The report, released Oct. 23, examined how R.I. residents perceive various aspects of their community life. The report also examined factors that included food access, transportation availability, safety and employment. The researchers interviewed more than 2,200 respondents over the phone. Given the large sample size, the report can be understood to reflect the opinions of the entire state, said Melissa Clark, Professor of Health Services and Principal Investigator of the report.
Access to affordable, quality housing received a compiled score of 48 out of a possible 100 — the lowest score in the report. Participants were asked to evaluate cost of housing, ease of utility payment and access to affordable internet. Jobs scored almost as low, at 56 out of 100. To determine this score, respondents were asked about the availability of jobs paying living wages and access to adult education.
Clark said the report did not offer many surprises to those working in healthcare, but rather reinforced existing data and highlighted specific problems.
The report “gives additional data to organizations that are working in these areas as evidence of the importance of putting more resources into some of them, and … some that are very underfunded now,” Clark said.
Will Gomberg ’20, co-director of Housing Opportunities for People Everywhere, pointed to lack of funding as one of the largest barriers to addressing affordable housing issues in the state.
“Everyone knows there’s a crisis, and everyone knows there’s not enough resources being mobilized to address the crisis,” Gomberg said. The report has the potential to bring awareness to groups outside of the “housing and homelessness” sphere so that they recognize the significance of housing quality as a indicator of health, he added.
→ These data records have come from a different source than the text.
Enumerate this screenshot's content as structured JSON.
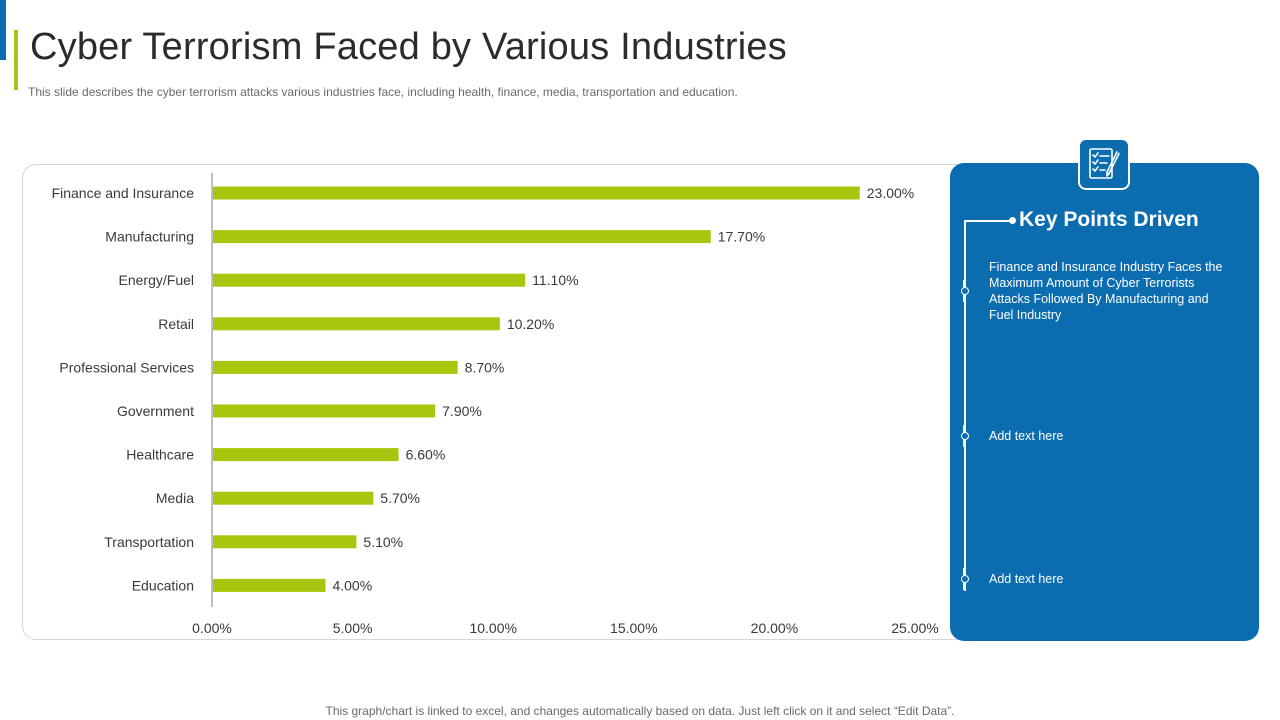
{
  "header": {
    "title": "Cyber Terrorism Faced by Various Industries",
    "subtitle": "This slide describes the cyber terrorism attacks various industries face, including health, finance, media, transportation and education."
  },
  "colors": {
    "bar": "#a8c60e",
    "panel": "#0b6cb0",
    "accent_blue": "#0b6cb0",
    "accent_green": "#a8c60e"
  },
  "chart_data": {
    "type": "bar",
    "orientation": "horizontal",
    "categories": [
      "Finance and Insurance",
      "Manufacturing",
      "Energy/Fuel",
      "Retail",
      "Professional Services",
      "Government",
      "Healthcare",
      "Media",
      "Transportation",
      "Education"
    ],
    "values": [
      23.0,
      17.7,
      11.1,
      10.2,
      8.7,
      7.9,
      6.6,
      5.7,
      5.1,
      4.0
    ],
    "value_labels": [
      "23.00%",
      "17.70%",
      "11.10%",
      "10.20%",
      "8.70%",
      "7.90%",
      "6.60%",
      "5.70%",
      "5.10%",
      "4.00%"
    ],
    "xticks": [
      0,
      5,
      10,
      15,
      20,
      25
    ],
    "xtick_labels": [
      "0.00%",
      "5.00%",
      "10.00%",
      "15.00%",
      "20.00%",
      "25.00%"
    ],
    "xlim": [
      0,
      25
    ],
    "grid": false,
    "title": "",
    "xlabel": "",
    "ylabel": ""
  },
  "key_points": {
    "heading": "Key Points Driven",
    "icon": "checklist-icon",
    "items": [
      "Finance and Insurance Industry Faces the Maximum Amount of Cyber Terrorists Attacks Followed By Manufacturing and Fuel Industry",
      "Add text here",
      "Add text here"
    ]
  },
  "footer": {
    "note": "This graph/chart is linked to excel, and changes automatically based on data. Just left click on it and select “Edit Data”."
  }
}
“Of all the issues facing our state, housing is among the most pressing,” Gomberg said. “We need to address it to effectively address anything else.”
Gomberg identified problems that might have factored into the poor rating of housing in the report, such as interminable waitlists, lack of state funding, old housing stock and income discrimination. Waitlists for housing benefits are “inaccessible,” sometimes leaving individuals in limbo for as long as a decade, he added.
The lack of a dedicated line item in the state budget for affordable housing leads to a dearth of sustainable funding, according to Gomberg. Additionally, the old housing stock can lead to health problems with lead, among other concerns. Beyond these issues, source of income discrimination by landlords prevents potential tenants from using housing vouchers to lease.
Gomberg also called for the University to work more to address its impact on housing in the state.
Clark said the University should invest more resources and people to study the quality of life in the state. For example, researchers from the School of Public Health could investigate the disparities identified in the report between opportunities for children and older adults compared to other populations, Clark said.
Ada Amobi, the physician lead at the Health Equity Institute for the Rhode Island Department of Health, was surprised by responses to a question about discrimination in the healthcare setting — only 7 percent of respondents said they had experienced discrimination, which was much lower than typical statewide findings in other research, according to Amobi.
While the study oversampled for children and older adults, it did not oversample for minority populations, which could have skewed findings about minority groups, she added.
To Amobi, the report highlights the importance of understanding that health issues are connected to more than just access to a doctor’s office. Factors like transportation, food access and safety should be considered as well.
“The question now is, ‘How can the public health community and the healthcare community … and other stakeholders work together to create a healthcare road map for Rhode Island knowing that everything is very much connected?’” Amobi said.
After the report’s release, Blue Cross Blue Shield announced its intention to direct its BlueAngel Community Health Grant program toward resolving the housing issues identified in the report. This grant was established 17 years ago, and since then has raised over $4,000,000 in funding for R.I.-based nonprofits, according to a BCBSRI press release.
According to the release that invited non-profits to apply for the grant, “The expectation is that by investing in access to safe and affordable housing, health outcomes for all Rhode Islanders will improve over time.”